- Nvidia et Intel vont co-développer une nouvelle génération de produits x86 dans le cadre d’une coentreprise
- Le plan prévoit un nouveau SoC combinant un CPU x86 Intel et des chiplets graphiques Nvidia RTX pour les PC grand public, ainsi que le développement d’un CPU x86 personnalisé Nvidia pour les centres de données
- Nvidia a acheté environ 5 % du capital d’Intel pour 5 milliards de dollars, affichant sa volonté de renforcer cette coopération stratégique
- Les nouveaux produits doivent offrir un environnement de communication à très haute bande passante et faible latence entre CPU et GPU grâce à l’interface NVLink
- Ce partenariat représente un investissement supplémentaire dans l’écosystème x86, tandis que la feuille de route ARM et interne de Nvidia doit aussi se poursuivre
Aperçu du nouveau partenariat Nvidia-Intel
- Nvidia et Intel, rivaux de longue date dans l’industrie des semi-conducteurs, ont officiellement annoncé qu’ils allaient co-développer des produits x86 sur plusieurs générations
- Cette décision est considérée comme un changement majeur susceptible d’avoir un impact considérable sur l’ensemble du secteur technologique
- Nvidia a fourni des explications supplémentaires à Tom’s Hardware au sujet de cette coopération et de ses projets
Principaux éléments de la coopération
- Intel x86 RTX SOCs : intégration d’un CPU x86 Intel et d’un chiplet graphique Nvidia RTX dans un seul SoC pour le marché des PC gaming grand public
- Ce produit connecte directement CPU et GPU via l’interface NVLink, offrant une UMA (Uniform Memory Access) permettant au CPU et au GPU d’accéder simultanément à une zone mémoire unique
- Extérieurement, le boîtier sera similaire à celui d’un CPU classique, mais le produit devrait entrer en concurrence frontale avec les APU d’AMD
- CPU x86 personnalisé pour centres de données : Intel fabriquera pour Nvidia un CPU serveur x86 personnalisé, spécialisé pour l’IA en datacenter
- On s’attend à un environnement de transfert de données plus rapide entre CPU et GPU grâce à la technologie NVLink Fusion de Nvidia
- Prise de participation : Nvidia a acheté pour 5 milliards de dollars d’actions ordinaires Intel à 23,28 dollars, obtenant environ 5 % du capital total
- L’objectif de cet investissement est de bâtir une base de coopération à long terme et de renforcer l’écosystème x86
Détails produits et techniques
Intel x86 RTX SoC : cible le marché du PC gaming
- Ce nouveau SoC reliera directement un chiplet CPU x86 et un chiplet GPU RTX via NVLink, avec l’objectif d’améliorer fortement performances et efficacité
- Positionné comme concurrent des APU AMD actuels, il pourrait bénéficier de la synergie entre la part de marché d’Intel sur les CPU pour ordinateurs portables (79 %) et celle de Nvidia sur les GPU gaming (92 %)

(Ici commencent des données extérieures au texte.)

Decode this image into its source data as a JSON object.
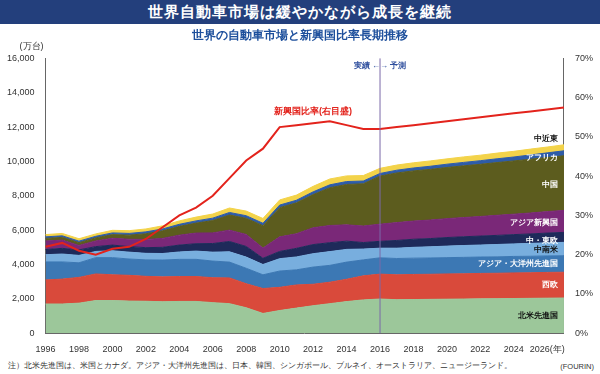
{
  "chart_data": {
    "type": "area",
    "title": "世界自動車市場は緩やかながら成長を継続",
    "subtitle": "世界の自動車市場と新興国比率長期推移",
    "ylabel": "(万台)",
    "note": "注）北米先進国は、米国とカナダ。アジア・大洋州先進国は、日本、韓国、シンガポール、ブルネイ、オーストラリア、ニュージーランド。",
    "source": "(FOURIN)",
    "stacked": true,
    "grid": false,
    "categories": [
      "1996",
      null,
      "1998",
      null,
      "2000",
      null,
      "2002",
      null,
      "2004",
      null,
      "2006",
      null,
      "2008",
      null,
      "2010",
      null,
      "2012",
      null,
      "2014",
      null,
      "2016",
      null,
      "2018",
      null,
      "2020",
      null,
      "2022",
      null,
      "2024",
      null,
      "2026(年)",
      null
    ],
    "ylim": [
      0,
      16000
    ],
    "yticks": [
      0,
      {
        "value": 2000,
        "label": "2,000"
      },
      {
        "value": 4000,
        "label": "4,000"
      },
      {
        "value": 6000,
        "label": "6,000"
      },
      {
        "value": 8000,
        "label": "8,000"
      },
      {
        "value": 10000,
        "label": "10,000"
      },
      {
        "value": 12000,
        "label": "12,000"
      },
      {
        "value": 14000,
        "label": "14,000"
      },
      {
        "value": 16000,
        "label": "16,000"
      }
    ],
    "y2lim": [
      0,
      70
    ],
    "y2ticks": [
      {
        "value": 0,
        "label": "0%"
      },
      {
        "value": 10,
        "label": "10%"
      },
      {
        "value": 20,
        "label": "20%"
      },
      {
        "value": 30,
        "label": "30%"
      },
      {
        "value": 40,
        "label": "40%"
      },
      {
        "value": 50,
        "label": "50%"
      },
      {
        "value": 60,
        "label": "60%"
      },
      {
        "value": 70,
        "label": "70%"
      }
    ],
    "annotations": [
      {
        "text": "実績 ←→ 予測",
        "x": "2016"
      }
    ],
    "series": [
      {
        "name": "北米先進国",
        "color": "#9cc79a",
        "values": [
          1700,
          1700,
          1750,
          1900,
          1900,
          1870,
          1860,
          1830,
          1850,
          1850,
          1780,
          1720,
          1480,
          1150,
          1320,
          1460,
          1600,
          1720,
          1840,
          1940,
          1990,
          1950,
          1960,
          1970,
          1980,
          1990,
          2000,
          2010,
          2020,
          2030,
          2040,
          2050
        ]
      },
      {
        "name": "西欧",
        "color": "#d94a3b",
        "values": [
          1400,
          1450,
          1500,
          1550,
          1500,
          1500,
          1450,
          1450,
          1450,
          1450,
          1450,
          1500,
          1400,
          1450,
          1350,
          1350,
          1250,
          1250,
          1300,
          1400,
          1450,
          1450,
          1460,
          1460,
          1470,
          1470,
          1480,
          1480,
          1490,
          1490,
          1500,
          1500
        ]
      },
      {
        "name": "アジア・大洋州先進国",
        "color": "#3c78b4",
        "values": [
          1050,
          1000,
          850,
          950,
          1000,
          950,
          960,
          980,
          1000,
          1000,
          970,
          920,
          900,
          800,
          950,
          880,
          1000,
          980,
          1000,
          930,
          950,
          950,
          950,
          950,
          950,
          955,
          955,
          955,
          960,
          960,
          960,
          960
        ]
      },
      {
        "name": "中南米",
        "color": "#78aede",
        "values": [
          420,
          460,
          430,
          360,
          400,
          400,
          380,
          380,
          430,
          480,
          520,
          600,
          650,
          600,
          720,
          750,
          780,
          800,
          740,
          630,
          560,
          600,
          630,
          650,
          670,
          690,
          700,
          720,
          730,
          750,
          760,
          780
        ]
      },
      {
        "name": "中・東欧",
        "color": "#1e2a5a",
        "values": [
          300,
          330,
          320,
          280,
          330,
          320,
          330,
          360,
          400,
          430,
          500,
          600,
          620,
          360,
          420,
          500,
          530,
          520,
          480,
          380,
          400,
          450,
          470,
          480,
          500,
          510,
          520,
          530,
          540,
          550,
          570,
          580
        ]
      },
      {
        "name": "アジア新興国",
        "color": "#7a2878",
        "values": [
          500,
          480,
          260,
          330,
          400,
          430,
          480,
          520,
          580,
          620,
          620,
          660,
          700,
          600,
          850,
          850,
          980,
          1000,
          950,
          960,
          1000,
          1040,
          1060,
          1080,
          1100,
          1120,
          1140,
          1170,
          1190,
          1220,
          1250,
          1280
        ]
      },
      {
        "name": "中国",
        "color": "#5c5c1e",
        "values": [
          150,
          160,
          160,
          180,
          210,
          240,
          330,
          440,
          510,
          580,
          720,
          880,
          940,
          1300,
          1700,
          1800,
          1930,
          2200,
          2350,
          2460,
          2800,
          2890,
          2920,
          2950,
          2980,
          3010,
          3040,
          3070,
          3100,
          3130,
          3150,
          3180
        ]
      },
      {
        "name": "アフリカ",
        "color": "#2e5ca8",
        "values": [
          90,
          90,
          90,
          90,
          100,
          100,
          110,
          110,
          120,
          130,
          140,
          150,
          150,
          140,
          150,
          150,
          160,
          170,
          170,
          160,
          150,
          160,
          170,
          180,
          190,
          200,
          210,
          220,
          230,
          250,
          270,
          290
        ]
      },
      {
        "name": "中近東",
        "color": "#f3d34a",
        "values": [
          130,
          140,
          140,
          140,
          150,
          160,
          170,
          180,
          200,
          220,
          240,
          260,
          270,
          280,
          300,
          300,
          320,
          340,
          330,
          320,
          300,
          300,
          300,
          310,
          310,
          320,
          320,
          330,
          330,
          340,
          340,
          350
        ]
      },
      {
        "name": "新興国比率(右目盛)",
        "type": "line",
        "axis": "y2",
        "color": "#e3231c",
        "values": [
          22,
          23,
          21,
          20,
          21.5,
          22,
          24,
          27,
          30,
          32,
          35,
          39.5,
          44,
          47,
          52.5,
          53,
          53.5,
          54,
          53,
          52,
          52,
          52.5,
          53,
          53.5,
          54,
          54.5,
          55,
          55.5,
          56,
          56.5,
          57,
          57.5
        ]
      }
    ]
  }
}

- Il doit offrir de solides performances gaming sans GPU dédié, ce qui le rend adapté aux ordinateurs portables « slim & light » et aux PC de petit format
- Contrairement à la collaboration Intel-AMD de 2017 (Kaby Lake-G), cette initiative met l’accent sur l’amélioration de l’usage réel et de la fiabilité, notamment via le support des pilotes par chaque entreprise et l’accès partagé à la mémoire
- Intel pilotera la fabrication et la commercialisation des processeurs grand public, tandis que Nvidia assurera directement le support des pilotes GPU
Le premier CPU x86 de Nvidia pour datacenter
- Intel produira un CPU x86 personnalisé pour datacenter destiné à Nvidia
- L’étendue exacte de cette personnalisation n’a pas été révélée, mais il pourrait s’agir d’une conception sur mesure allant au-delà d’une simple variante légèrement modifiée des Xeon existants
- Le nouveau CPU doit offrir les avantages de NVLink en matière de communication à haute bande passante et faible latence
- Nvidia utilise déjà des Intel Xeon dans plusieurs systèmes, mais cette fois l’objectif est une intégration et une synergie encore plus étroites grâce à NVLink
- AMD se concentre sur ses interconnexions propriétaires comme Infinity Fabric (XGMI) et Ultra Accelerator Link (UALink), ce qui rend une adoption de NVLink peu probable
Production et chaîne d’approvisionnement
- Il n’est pas encore décidé si Nvidia utilisera effectivement Intel Foundry
- Les dernières puces serveur d’Intel (Granite Rapids, Clearwater Forest Xeons) sont produites sur les propres lignes d’Intel (nœud 18A)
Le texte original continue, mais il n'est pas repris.